Да, Грех не является ничем иным. Грех — это барьер, который Человек сам воздвиг между собой и Богом, между своим преходящим Я и Его вечно пребывающим Я.
И поначалу состоящий из подобранных листьев, этот барьер постепенно превратился в настоящий бастион. Ибо, как только Человек отбросил от себя райскую невинность, он только и делал, что в тяжких трудах собирал все больше и больше листьев и шил себе все новые и новые одежды.

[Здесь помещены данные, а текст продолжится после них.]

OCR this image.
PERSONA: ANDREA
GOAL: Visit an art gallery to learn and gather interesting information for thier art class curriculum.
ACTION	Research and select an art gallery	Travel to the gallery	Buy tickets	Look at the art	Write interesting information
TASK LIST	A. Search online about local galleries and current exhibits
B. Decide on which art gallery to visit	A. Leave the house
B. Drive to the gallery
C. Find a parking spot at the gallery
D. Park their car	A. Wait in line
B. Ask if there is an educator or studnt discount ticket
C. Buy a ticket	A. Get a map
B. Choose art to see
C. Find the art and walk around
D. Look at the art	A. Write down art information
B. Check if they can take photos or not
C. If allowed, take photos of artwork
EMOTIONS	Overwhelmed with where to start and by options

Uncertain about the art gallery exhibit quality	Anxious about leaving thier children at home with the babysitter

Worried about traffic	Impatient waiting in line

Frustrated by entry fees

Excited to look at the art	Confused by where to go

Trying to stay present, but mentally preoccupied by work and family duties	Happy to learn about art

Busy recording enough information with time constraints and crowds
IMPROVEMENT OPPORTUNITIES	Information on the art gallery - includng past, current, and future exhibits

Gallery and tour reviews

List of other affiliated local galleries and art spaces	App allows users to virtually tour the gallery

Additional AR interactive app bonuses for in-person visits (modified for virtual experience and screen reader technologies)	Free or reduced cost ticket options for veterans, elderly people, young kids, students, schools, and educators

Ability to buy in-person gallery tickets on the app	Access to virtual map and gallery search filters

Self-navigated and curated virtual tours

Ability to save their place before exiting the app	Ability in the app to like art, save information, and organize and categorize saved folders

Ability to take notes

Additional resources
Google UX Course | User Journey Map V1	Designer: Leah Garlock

Ленивые удовлетворяются тем, что штопают свои одежды лоскутьями, которые выбрасывают их более трудолюбивые соседи. Но каждая заплатка на одеждах Греха — сама есть грех. Ибо она стремится продлить то состояние стыда, который Человек впервые ощутил в раю, это очень острое чувство своей отделенности от Бога.
Делает ли Человек хоть что-нибудь, чтобы преодолеть свой стыд? Увы! Все его усилия — это один позор, нагроможденный на другой, одно облачение, натягиваемое поверх другого.
Что такое наука и искусство Человека, как не фиговые листки?
Его империи, нации, расовая сегрегация, религиозные войны, разве это не культ поклонения фиговому листку?
Все его понятия о том, что такое хорошо, а что такое плохо, его гордость и унижение, его справедливость и бесчестие, его бесчисленные социальные учения и соглашения, разве это не фиговые листки?
Его стремление оценить неоценимое, измерить неизмеримое, ограничить стандартом то, что вообще не поддается стандартизации, что это такое, как не попытка заштопать штопанные-перештопанные подштанники?
Его жажда удовольствий, чреватых болью; стремление к богатству, оборачивающееся нищетой; его жажда главенствовать, подавляя, возвышаться, умаляя; разве все это не является множеством фартучков из фиговых листочков?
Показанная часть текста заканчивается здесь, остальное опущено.